Runaway pg_wal disk usage

Hi @dustinfarris—that definitely seems like too much WAL for a 100 MB database. (Based on what you wrote, it sounds like it’s continually growing?)

It’s possible that something is preventing Postgres from removing old WAL files. The database will log information when it performs checkpoints, including how many WAL files it has added, removed, and recycled. You can look for this in the “Monitoring” page for your app or with fly logs. E.g.:

2023-12-28 21:54:29.207 UTC [379] LOG: checkpoint complete: wrote 6 buffers (0.0%); 0 WAL file(s) added, 0 removed, 0 recycled; write=0.003 s, sync=0.001 s, total=0.005 s; sync files=5, longest=0.001 s, average=0.001 s; distance=1 kB, estimate=1 kB

If this indicates that Postgres is adding but never removing or recycling WAL files, then you can at least be pretty confident that there’s a problem.

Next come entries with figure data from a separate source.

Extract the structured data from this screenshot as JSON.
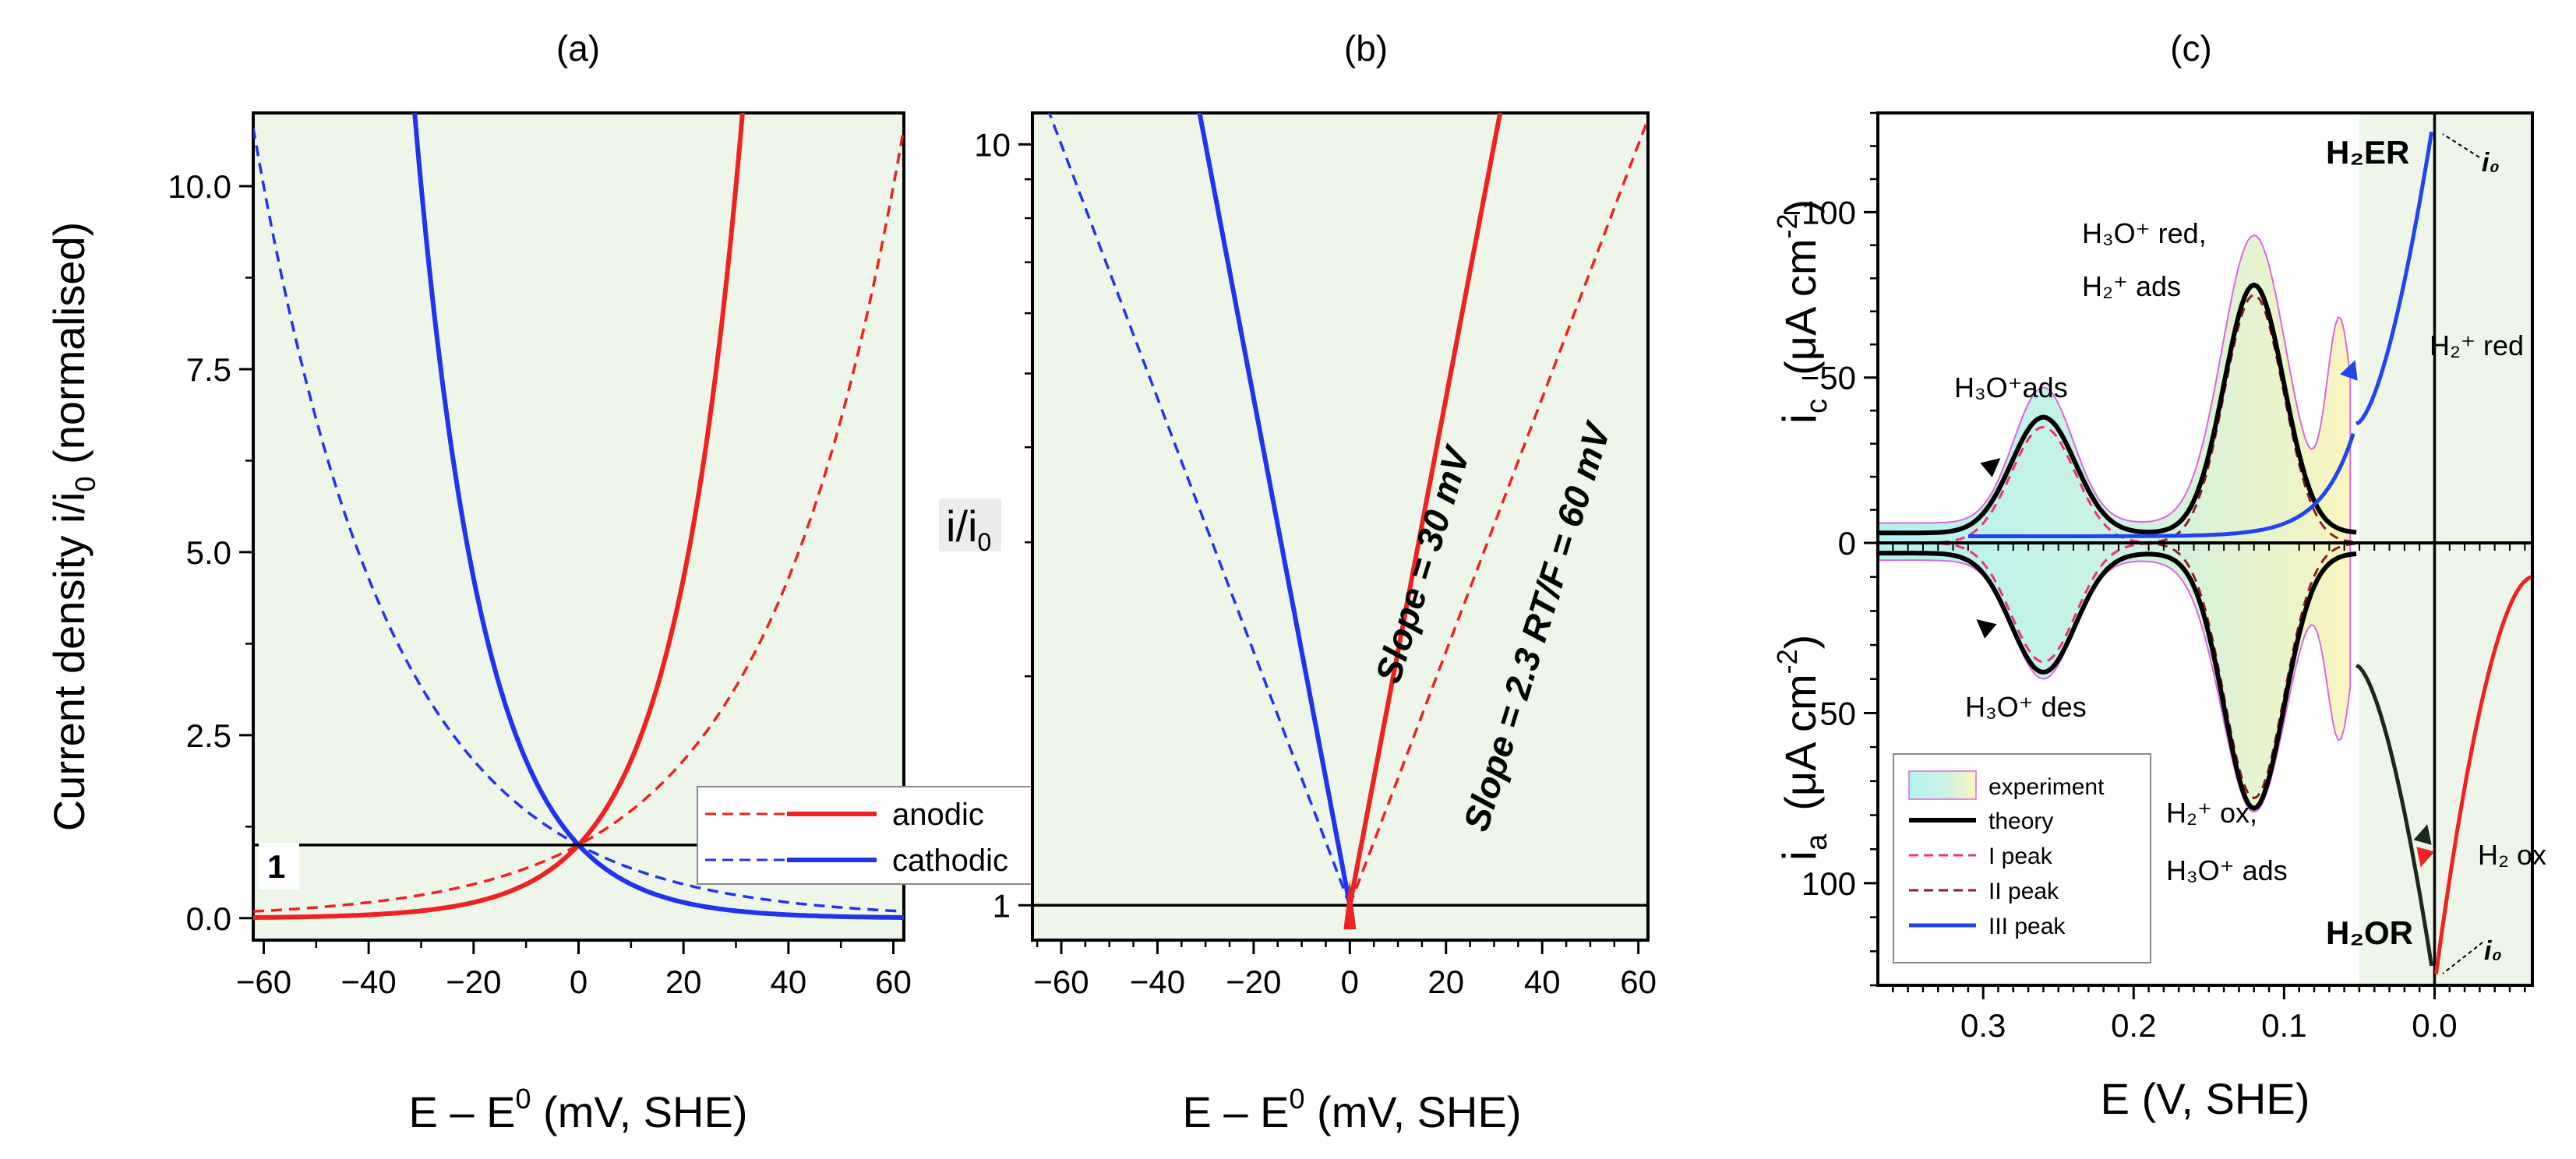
{
  "colors": {
    "plot_bg": "#eef5e9",
    "anodic": "#ee2222",
    "cathodic": "#2233ee",
    "theory": "#000000",
    "exp_edge": "#dd66dd",
    "peak1": "#ee3377",
    "peak2": "#882222",
    "peak3": "#2244ee",
    "label_red": "#ee1111",
    "label_dark": "#882222",
    "label_purple": "#882299",
    "slope_dashed": "#f0a8a0"
  },
  "chart_data": [
    {
      "id": "a",
      "panel_label": "(a)",
      "type": "line",
      "xlabel": "E – E",
      "xlabel_sup": "0",
      "xlabel_tail": " (mV, SHE)",
      "ylabel": "Current density i/i",
      "ylabel_sub": "0",
      "ylabel_tail": " (normalised)",
      "xlim": [
        -62,
        62
      ],
      "ylim": [
        -0.3,
        11
      ],
      "xticks": [
        -60,
        -40,
        -20,
        0,
        20,
        40,
        60
      ],
      "xtick_labels": [
        "−60",
        "−40",
        "−20",
        "0",
        "20",
        "40",
        "60"
      ],
      "yticks": [
        0.0,
        2.5,
        5.0,
        7.5,
        10.0
      ],
      "ytick_labels": [
        "0.0",
        "2.5",
        "5.0",
        "7.5",
        "10.0"
      ],
      "ref_line": {
        "y": 1,
        "label": "1"
      },
      "legend": [
        {
          "name": "anodic",
          "color": "#ee2222"
        },
        {
          "name": "cathodic",
          "color": "#2233ee"
        }
      ],
      "legend_position": "center-right",
      "series": [
        {
          "name": "anodic",
          "style": "solid",
          "slope_mV": 30,
          "direction": 1
        },
        {
          "name": "anodic",
          "style": "dashed",
          "slope_mV": 60,
          "direction": 1
        },
        {
          "name": "cathodic",
          "style": "solid",
          "slope_mV": 30,
          "direction": -1
        },
        {
          "name": "cathodic",
          "style": "dashed",
          "slope_mV": 60,
          "direction": -1
        }
      ]
    },
    {
      "id": "b",
      "panel_label": "(b)",
      "type": "line",
      "scale_y": "log",
      "xlabel": "E – E",
      "xlabel_sup": "0",
      "xlabel_tail": " (mV, SHE)",
      "ylabel": "i/i",
      "ylabel_sub": "0",
      "xlim": [
        -66,
        62
      ],
      "ylim": [
        0.9,
        11
      ],
      "xticks": [
        -60,
        -40,
        -20,
        0,
        20,
        40,
        60
      ],
      "xtick_labels": [
        "−60",
        "−40",
        "−20",
        "0",
        "20",
        "40",
        "60"
      ],
      "yticks": [
        1,
        10
      ],
      "ytick_labels": [
        "1",
        "10"
      ],
      "ref_line": {
        "y": 1
      },
      "annotations": [
        {
          "text": "Slope = 30 mV",
          "color": "#aa2020"
        },
        {
          "text": "Slope = 2.3 RT/F = 60 mV",
          "color": "#f0a8a0"
        }
      ],
      "series": [
        {
          "name": "anodic",
          "style": "solid",
          "slope_mV": 30,
          "direction": 1
        },
        {
          "name": "anodic",
          "style": "dashed",
          "slope_mV": 60,
          "direction": 1
        },
        {
          "name": "cathodic",
          "style": "solid",
          "slope_mV": 30,
          "direction": -1
        },
        {
          "name": "cathodic",
          "style": "dashed",
          "slope_mV": 60,
          "direction": -1
        }
      ]
    },
    {
      "id": "c",
      "panel_label": "(c)",
      "type": "line",
      "xlabel": "E  (V, SHE)",
      "ylabel_top": "i",
      "ylabel_top_sub": "c",
      "ylabel_top_units": "(μA cm",
      "ylabel_top_exp": "-2",
      "ylabel_bottom": "i",
      "ylabel_bottom_sub": "a",
      "ylabel_bottom_units": "(μA cm",
      "ylabel_bottom_exp": "-2",
      "xlim": [
        0.37,
        -0.065
      ],
      "ylim_top": [
        0,
        -130
      ],
      "ylim_bottom": [
        0,
        130
      ],
      "xticks": [
        0.3,
        0.2,
        0.1,
        0.0
      ],
      "xtick_labels": [
        "0.3",
        "0.2",
        "0.1",
        "0.0"
      ],
      "yticks_top": [
        -100,
        -50,
        0
      ],
      "ytick_labels_top": [
        "−100",
        "−50",
        "0"
      ],
      "yticks_bottom": [
        50,
        100
      ],
      "ytick_labels_bottom": [
        "50",
        "100"
      ],
      "legend": [
        {
          "name": "experiment",
          "kind": "fill"
        },
        {
          "name": "theory",
          "kind": "line",
          "color": "#000000"
        },
        {
          "name": "I peak",
          "kind": "dashed",
          "color": "#ee3377"
        },
        {
          "name": "II peak",
          "kind": "dashed",
          "color": "#882222"
        },
        {
          "name": "III peak",
          "kind": "line",
          "color": "#2244ee"
        }
      ],
      "legend_position": "bottom-left",
      "peaks": [
        {
          "name": "I peak",
          "center_V": 0.26,
          "height": 35,
          "width_V": 0.03
        },
        {
          "name": "II peak",
          "center_V": 0.12,
          "height": 75,
          "width_V": 0.028
        }
      ],
      "theory_baseline": 3,
      "experiment_peaks": [
        {
          "center_V": 0.26,
          "height": 41
        },
        {
          "center_V": 0.12,
          "height": 87
        },
        {
          "center_V": 0.055,
          "height": 90
        }
      ],
      "annotations": {
        "h3o_ads": "H₃O⁺ads",
        "h3o_red_1": "H₃O⁺ red,",
        "h2_ads": "H₂⁺ ads",
        "h2er": "H₂ER",
        "i0": "i₀",
        "h2_red": "H₂⁺ red",
        "h3o_des": "H₃O⁺ des",
        "h2_ox_1": "H₂⁺ ox,",
        "h3o_ads_2": "H₃O⁺ ads",
        "h2or": "H₂OR",
        "h2_ox": "H₂ ox"
      }
    }
  ]
}
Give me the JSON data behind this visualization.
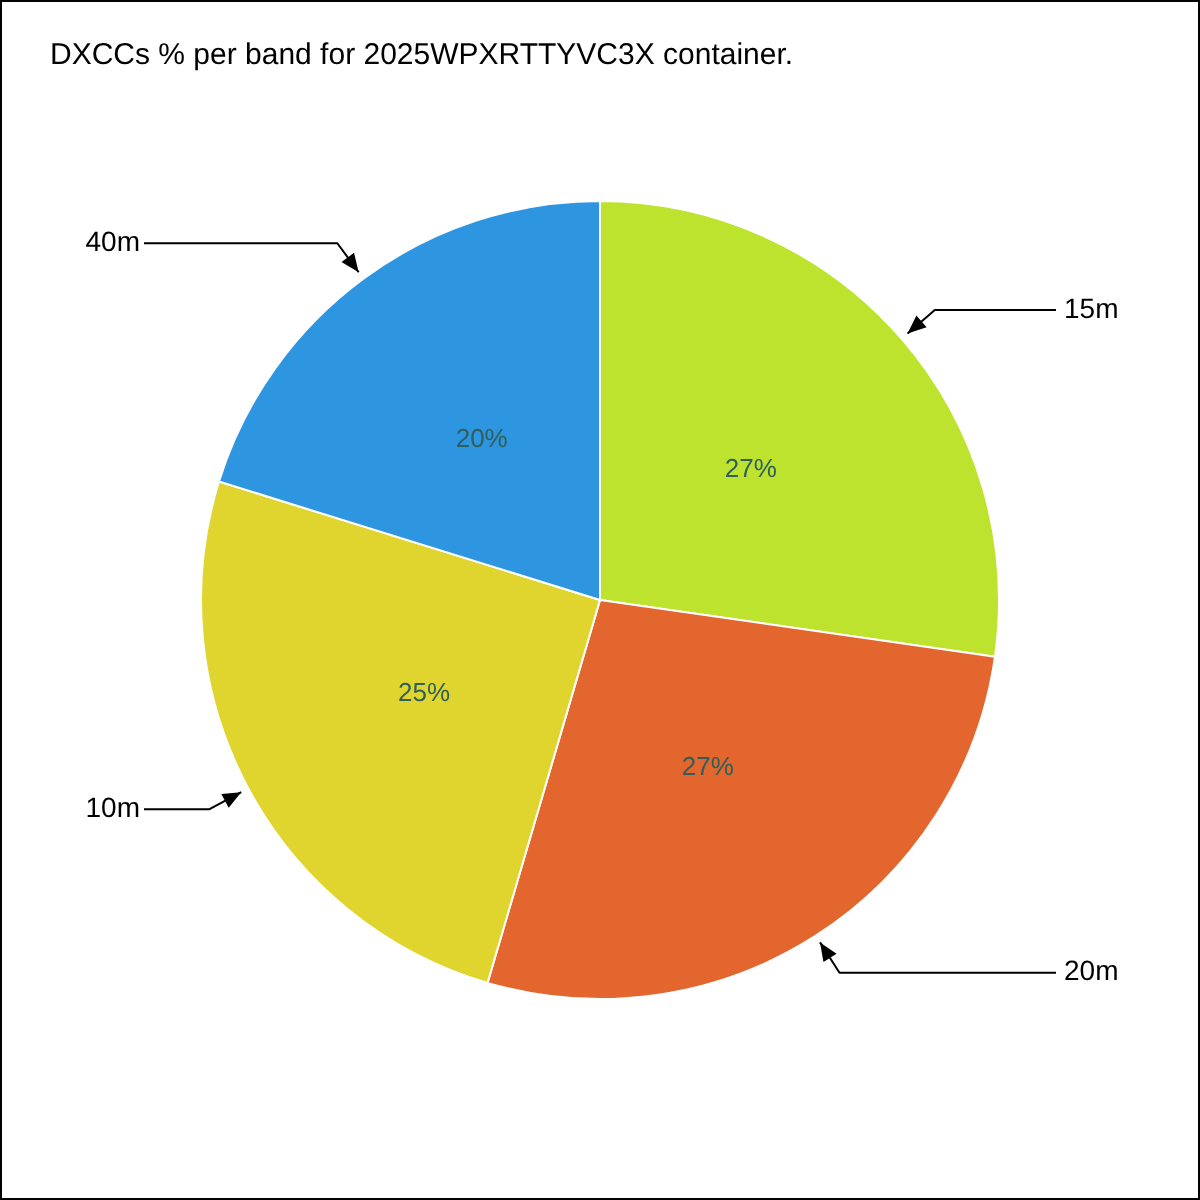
{
  "chart_data": {
    "type": "pie",
    "title": "DXCCs % per band for 2025WPXRTTYVC3X container.",
    "categories": [
      "15m",
      "20m",
      "10m",
      "40m"
    ],
    "values": [
      27,
      27,
      25,
      20
    ],
    "value_labels": [
      "27%",
      "27%",
      "25%",
      "20%"
    ],
    "colors": [
      "#bee32e",
      "#e2662e",
      "#e0d52e",
      "#2e96e0"
    ],
    "legend": false
  }
}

Here are some queries you could try (e.g. over fly pg connect) to look for potential issues that would cause this (I’m mostly copying from my response to a similar question here):

  • SELECT * FROM pg_replication_slots to see if any replication slots were accidentally created that might be preventing WAL cleanup. In particular, if you ever made a replica that you have since destroyed, this might be it.

  • SHOW max_wal_size to check that the soft limit for WAL size isn’t too high relative to the volume size. (Fly PG should automatically set to 10% of the disk space.)

  • SHOW wal_keep_size to check that keeping extra WAL files is disabled (should be 0).

  • SHOW archive_command and SHOW archive_library to see if there’s any WAL archiving enabled. If archiving is enabled but failing, then Postgres can’t remove WAL files.

Hope this helps!